ROANOKE TIMES

                         Roanoke Times
                 Copyright (c) 1995, Landmark Communications, Inc.

DATE: TUESDAY, January 12, 1993                   TAG: 9301120058
SECTION: SPORTS                    PAGE: B-5   EDITION: METRO  
SOURCE: Associated Press
DATELINE: DALLAS                                LENGTH: Medium


JACKSON PRESSURES BASEBALL

The Rev. Jesse Jackson called Monday for baseball owners to establish affirmative action hiring programs and threatened selective boycotts if plans are not in place by Opening Day.

Jackson spent the day organizing the Rainbow Commission for Fairness in Athletics. He was scheduled to address baseball owners today at Grapevine, Texas, a speech spurred by alleged racial remarks attributed to Cincinnati Reds owner Marge Schott.

"The owners are absolutely paralyzed now in how to deal with Marge Schott because they have done or said similar things," Jackson said at a news conference.

Earlier, at a breakfast of business and community leaders, he widened his agenda to the hiring practices of all professional and college sports teams and media.

"If we've simply gone from carrying cotton balls to carrying footballs, basketballs and baseballs, we haven't had fundamental progress," he said.
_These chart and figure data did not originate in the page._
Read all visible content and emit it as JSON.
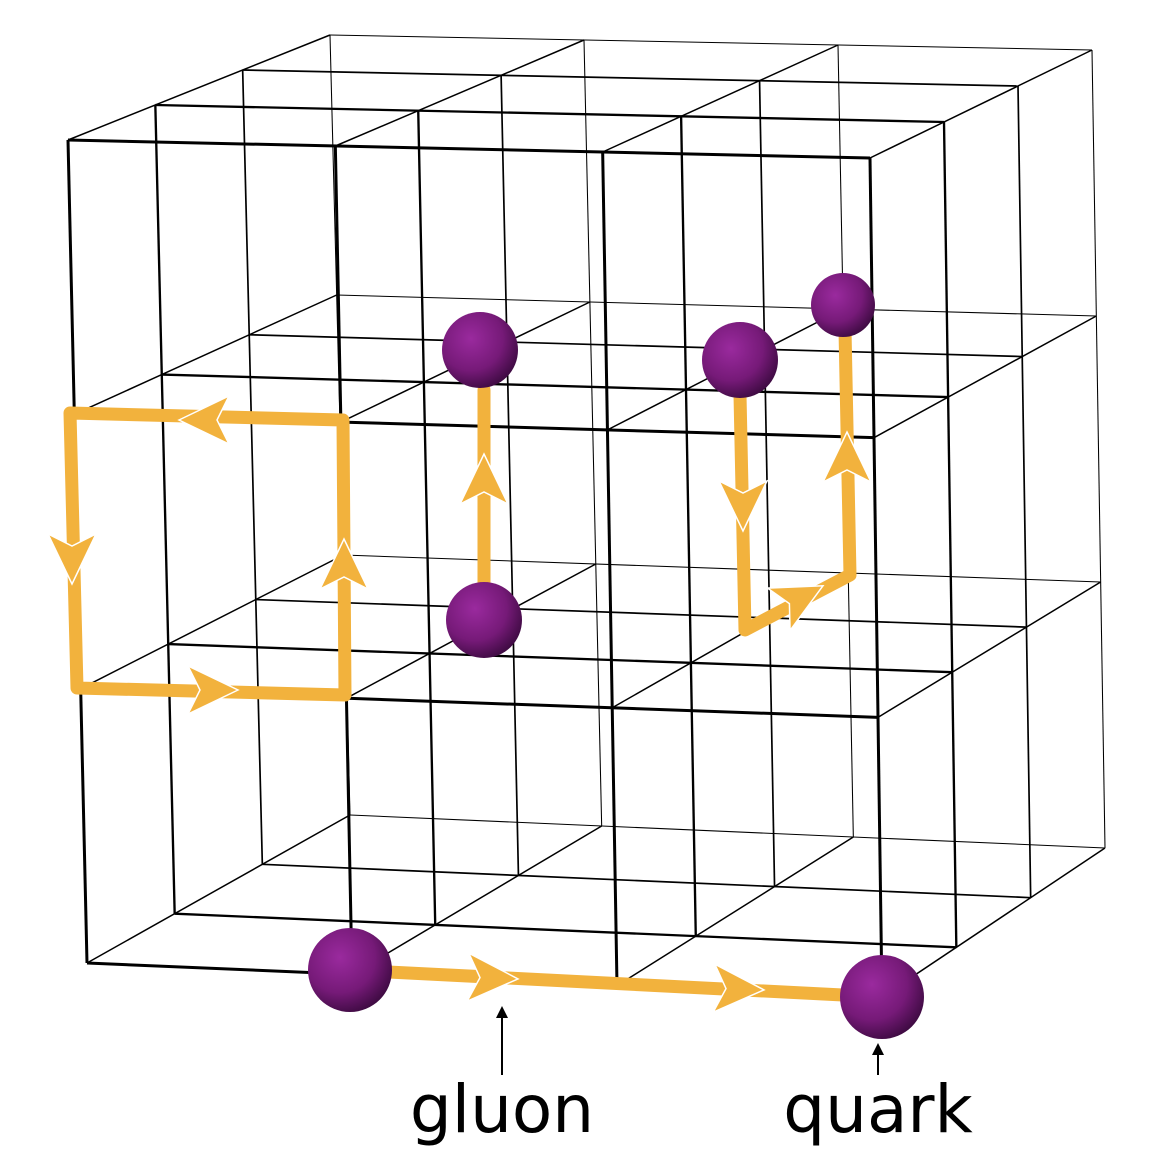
{
  "annotations": [
    {
      "text": "gluon"
    },
    {
      "text": "quark"
    }
  ]
}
Jackson claimed there is "an apartheid policy of exclusion" in the hiring practices of teams. "We want to have an affirmative action plan by April 5 of this year or face selective boycotts," he said.
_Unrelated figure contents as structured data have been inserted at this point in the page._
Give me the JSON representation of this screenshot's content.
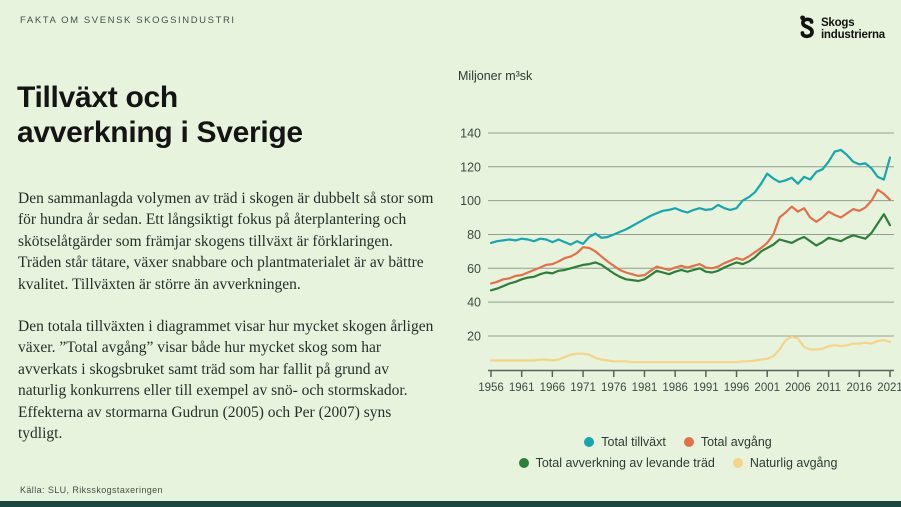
{
  "page": {
    "eyebrow": "FAKTA OM SVENSK SKOGSINDUSTRI",
    "title": "Tillväxt och\navverkning i Sverige",
    "paragraph1": "Den sammanlagda volymen av träd i skogen är dubbelt så stor som för hundra år sedan. Ett långsiktigt fokus på återplantering och skötselåtgärder som främjar skogens tillväxt är förklaringen. Träden står tätare, växer snabbare och plantmaterialet är av bättre kvalitet. Tillväxten är större än avverkningen.",
    "paragraph2": "Den totala tillväxten i diagrammet visar hur mycket skogen årligen växer. ”Total avgång” visar både hur mycket skog som har avverkats i skogsbruket samt träd som har fallit på grund av naturlig konkurrens eller till exempel av snö- och stormskador. Effekterna av stormarna Gudrun (2005) och Per (2007) syns tydligt.",
    "source": "Källa: SLU, Riksskogstaxeringen",
    "logo": {
      "line1": "Skogs",
      "line2": "industrierna"
    }
  },
  "colors": {
    "background": "#e7f3dd",
    "grid": "#90a090",
    "axis": "#55655b",
    "axis_text": "#3c4c44",
    "bottom_bar": "#1c4640",
    "teal": "#18a5ad",
    "orange": "#e2714b",
    "green": "#2f7d3b",
    "yellow": "#f5d489"
  },
  "chart_data": {
    "type": "line",
    "title": "Miljoner m³sk",
    "ylabel": "Miljoner m³sk",
    "xlabel": "",
    "ylim": [
      0,
      145
    ],
    "yticks": [
      20,
      40,
      60,
      80,
      100,
      120,
      140
    ],
    "xticks": [
      1956,
      1961,
      1966,
      1971,
      1976,
      1981,
      1986,
      1991,
      1996,
      2001,
      2006,
      2011,
      2016,
      2021
    ],
    "x_start": 1956,
    "x_end": 2021,
    "x_step": 1,
    "grid": true,
    "legend_position": "bottom",
    "series": [
      {
        "name": "Total tillväxt",
        "color": "#18a5ad",
        "values": [
          75,
          76,
          76.5,
          77,
          76.5,
          77.5,
          77,
          76,
          77.5,
          77,
          75.5,
          77,
          75.5,
          74,
          76,
          74.5,
          78.5,
          80.5,
          78,
          78.5,
          80,
          81.5,
          83,
          85,
          87,
          89,
          91,
          92.5,
          94,
          94.5,
          95.5,
          94,
          93,
          94.5,
          95.5,
          94.5,
          95,
          97.5,
          95.5,
          94.5,
          95.5,
          100,
          102,
          105,
          110,
          116,
          113,
          111,
          112,
          113.5,
          110,
          114,
          112.5,
          117,
          118.5,
          123,
          129,
          130,
          127,
          123,
          121.5,
          122,
          119,
          114,
          112.5,
          125.5
        ]
      },
      {
        "name": "Total avgång",
        "color": "#e2714b",
        "values": [
          51,
          52,
          53.5,
          54,
          55.5,
          56,
          57.5,
          59,
          60.5,
          62,
          62.5,
          64,
          66,
          67,
          69,
          72.5,
          72,
          70,
          67,
          64,
          61.5,
          59,
          57.5,
          56.5,
          55.5,
          56,
          58.5,
          61,
          60,
          59,
          60.5,
          61.5,
          60.5,
          61.5,
          62.5,
          60.5,
          60,
          61,
          63,
          64.5,
          66,
          65,
          67,
          69.5,
          72,
          75,
          80,
          90,
          93,
          96.5,
          93.5,
          95.5,
          90,
          87.5,
          90,
          93.5,
          91.5,
          90,
          92.5,
          95,
          94,
          96,
          100,
          106.5,
          104,
          100.5
        ]
      },
      {
        "name": "Total avverkning av levande träd",
        "color": "#2f7d3b",
        "values": [
          47,
          48,
          49.5,
          51,
          52,
          53.5,
          54.5,
          55,
          56.5,
          57.5,
          57,
          58.5,
          59,
          60,
          61,
          62,
          62.5,
          63.5,
          62,
          59.5,
          57,
          55,
          53.5,
          53,
          52.5,
          53.5,
          56,
          58.5,
          57.5,
          56.5,
          58,
          59,
          58,
          59,
          60,
          58,
          57.5,
          58.5,
          60.5,
          62,
          63.5,
          62.5,
          64,
          66.5,
          70,
          72,
          74,
          77,
          76,
          75,
          77,
          78.5,
          76,
          73.5,
          75.5,
          78,
          77,
          76,
          78,
          79.5,
          78.5,
          77.5,
          81,
          86.5,
          92,
          85.5
        ]
      },
      {
        "name": "Naturlig avgång",
        "color": "#f5d489",
        "values": [
          5.5,
          5.5,
          5.5,
          5.5,
          5.5,
          5.5,
          5.5,
          5.5,
          6,
          6,
          5.5,
          6,
          7.5,
          9,
          9.5,
          9.5,
          9,
          7,
          6,
          5.5,
          5,
          5,
          5,
          4.5,
          4.5,
          4.5,
          4.5,
          4.5,
          4.5,
          4.5,
          4.5,
          4.5,
          4.5,
          4.5,
          4.5,
          4.5,
          4.5,
          4.5,
          4.5,
          4.5,
          4.5,
          5,
          5,
          5.5,
          6,
          6.5,
          8,
          12,
          17.5,
          19.5,
          18.5,
          13.5,
          12,
          12,
          12.5,
          14,
          14.5,
          14,
          14.5,
          15.5,
          15.5,
          16,
          15.5,
          17,
          17.5,
          16.5
        ]
      }
    ]
  }
}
Jackson said that if he calls for boycotts, incoming President Clinton shouldn't throw out the traditional first pitch of the season.

"We would urge the new president, in keeping with his conviction to heal, to tear down walls and build bridges, not to cross our picket lines," Jackson said, flanked by former baseball player Tony Perez and football player Drew Pearson.

Jackson said the commission will ask National League president Bill White and Rachel Robinson, the widow of Jackie Robinson, who broke major-league baseball's color barrier in 1947, to be co-chairs. The commission, which will have a $1 million budget, will seek to have branches in each city with professional teams and will publish statistics on their hiring practices.

Jackson also said the group will publish statistics on hiring at colleges, and make recommendations on which schools athletes should stay away from.

He said recent hirings of minorities by Schott were an attempt to make her past look better.

"You have this furious activity taking place right now because they're trying to do everything to alter their records, which are embarrassing," Jackson said.

He said he spoke Sunday night with NCAA president Dick Schultz about improving minority hiring in the athletic departments of NCAA member schools. Jackson said Schultz told him he could address the NCAA Presidents Commission in April, and Jackson said he would seek to have athletic departments distribute profits to athletes after they graduate.

"These students are essentially the employees of these coaches," Jackson said. "If they do not perform, the coaches will fire them."

Although baseball has two existing programs aimed at inner-city youth, Jackson called for teams and sporting goods companies to fund inner-city youth leagues. He said youths were "better beating a ball than beating someone's head, or stealing a base instead of stealing a car."

Jackson is scheduled to be the lead speaker at today's owners meeting. Approval of the sale of the San Francisco Giants also was anticipated, NL spokeswoman Katy Feeney said.

In other matters:

The restructuring committee met for several hours Monday, and co-chairman Fred Wilpon of the New York Mets said he didn't know if the committee would deliver its report today. The report was due Nov. 1.

Milwaukee Brewers owner Bud Selig, the executive council chairman, made a conflicting statement about whether a search committee for commissioner would be appointed. Selig had said Dec. 9 the search committee would be appointed within a week.